With approximately one-third of all energy consumption growth by 2040 coming from buildings, the bulk of this energy consumption will come specifically from electricity. The Smart Grid Risk Snapshot spotlights how IoT deployment in the electricity sector can reduce emissions. In Australia, a full smart tech implementation could reduce emissions by 25%. The Edge building in Amsterdam, for example, uses smart grid technology to create adaptable and intelligent work spaces. Over a period of 10 years, the building will save 42 million kg of CO2, the equivalent of taking approximately 8,200 cars off the road for one year.
“A massive adoption of internet enabled devices is an inevitable change to our society and is key to the digitalized, green energy transition,” said Thomas Egebo, President & CEO of Energinet. “The reality of smart grids is that we are adopting a systems approach based on the many as opposed to a few. For example, many distributed assets versus a few powerplants, many micro transactions versus a few aggregated transactions. Digital authentication and access delegation must be adapted to this new reality. The cyber security threat is very real. The good news is that the technology already exists, all we have to do is implement it at scale”
“Safe and responsible IoT deployment across the electricity grid can lead to a reduction in greenhouse gases, efficient resource management and consumer cost savings,” Kuri said. “But, the industry needs to collectively address the risks to ensure that innovation can scale and accelerate the benefits for all of society.”
Market forces could play a critical role in helping establish and catalyse new norms and best practices for the security of industrial IoT devices and systems. Lower insurance premiums prompted millions of business and consumers to install fire and security systems. Through this project, financial incentive structures–tying minimum security standards and practices to the sale and pricing of cyber insurance policies or to capital investment decision-making – will be applied to industrial IoT deployments across industries.
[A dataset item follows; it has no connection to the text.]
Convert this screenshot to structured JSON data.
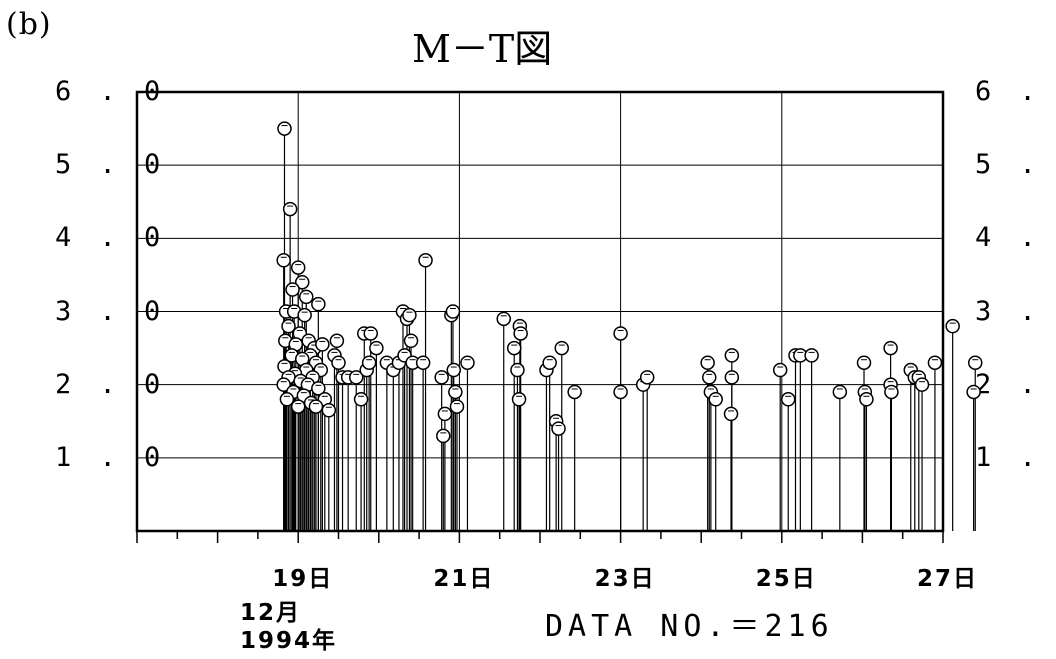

During the past year, more than 24 companies, governments, organizations and universities have collaborated with the Centre for the Fourth Industrial Revolution to co-design the Industrial IoT Safety and Security Protocol. This first-of-its-kind policy framework generates an understanding of how insurance can facilitate the improvement of industrial IoT security design, implementation and maintenance practices. It also sets forth a universal set of security best practices that should be incorporated in all industrial IoT deployments. The Protocol is now being implemented and tested across industries, starting with the aviation and electricity sectors.